Drosera arcturi is an alpine sundew native to the coldest parts of SE Australia and New Zealand. The species is named after its type location of ‘Mt Arthur, Tasmania’.
D. arcturi is highly adapted to grow in areas that receive winter snowfall. It grows a rosette of several elongated leaves that are thick to survive the frosts that can occur at any time of the year in the peaks. Single flowers are borne on a short and fleshy stem. The petals are white in colour. At the center of the flower is a set of off-white stigmas. The plants are at their largest when they flower in mid-summer, after which they gradually reduce into a horn-shaped hibernaculum for their winter dormancy. Plants reemerge in spring as the snow melts.

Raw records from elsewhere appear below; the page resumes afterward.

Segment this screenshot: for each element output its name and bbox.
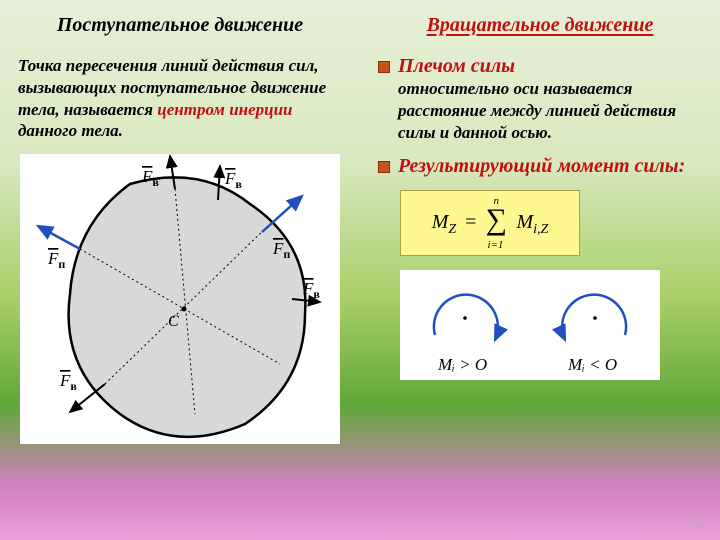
page-number: 28 <box>687 515 702 532</box>
bullet-2-lead: Результирующий момент силы: <box>398 155 702 178</box>
moment-left-label: Mᵢ > O <box>437 355 487 374</box>
left-para-red: центром инерции <box>157 100 292 119</box>
bullet-icon <box>378 161 390 173</box>
inertia-figure: C <box>20 154 340 444</box>
formula-lhs: MZ <box>432 211 461 233</box>
moment-figure: Mᵢ > O Mᵢ < O <box>400 270 660 380</box>
right-column: Вращательное движение Плечом силы относи… <box>360 0 720 540</box>
svg-text:Fв: Fв <box>141 167 159 189</box>
svg-text:Fв: Fв <box>302 279 320 301</box>
svg-text:C: C <box>168 313 179 330</box>
formula-rhs: Mi,Z <box>516 211 548 233</box>
svg-text:Fв: Fв <box>59 371 77 393</box>
left-column: Поступательное движение Точка пересечени… <box>0 0 360 540</box>
bullet-1-lead: Плечом силы <box>398 55 702 78</box>
svg-text:Fв: Fв <box>224 169 242 191</box>
bullet-icon <box>378 61 390 73</box>
sum-icon: n ∑ i=1 <box>485 201 511 245</box>
formula-eq: = <box>461 211 480 233</box>
bullet-1-rest: относительно оси называется расстояние м… <box>398 78 702 143</box>
svg-text:Fп: Fп <box>47 249 65 271</box>
moment-right-label: Mᵢ < O <box>567 355 617 374</box>
left-paragraph: Точка пересечения линий действия сил, вы… <box>18 55 342 142</box>
bullet-2: Результирующий момент силы: <box>378 155 702 178</box>
bullet-1: Плечом силы относительно оси называется … <box>378 55 702 143</box>
left-para-post: данного тела. <box>18 121 123 140</box>
right-title: Вращательное движение <box>378 14 702 37</box>
left-title: Поступательное движение <box>18 14 342 37</box>
formula-box: MZ = n ∑ i=1 Mi,Z <box>400 190 580 256</box>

The species grows in the subalpine to alpine areas of the snowy mountains near the Victoria/NSW border, as well as throughout Tasmania and New Zealand. Its preferred niche seems to be sloped seepages although it is also frequently encountered at the edges of sphagnum-lined pools in subalpine bogs.
Drosera arcturi is closely related to D. murfetii and the two species grow sympatrically in the central Tasmanian highlands. D. arcturi is distinguished by its smaller size, greater number of leaves (D. murfetii typically has one or two active leaves), and white stigmas (D. murfetii has pink stigmas).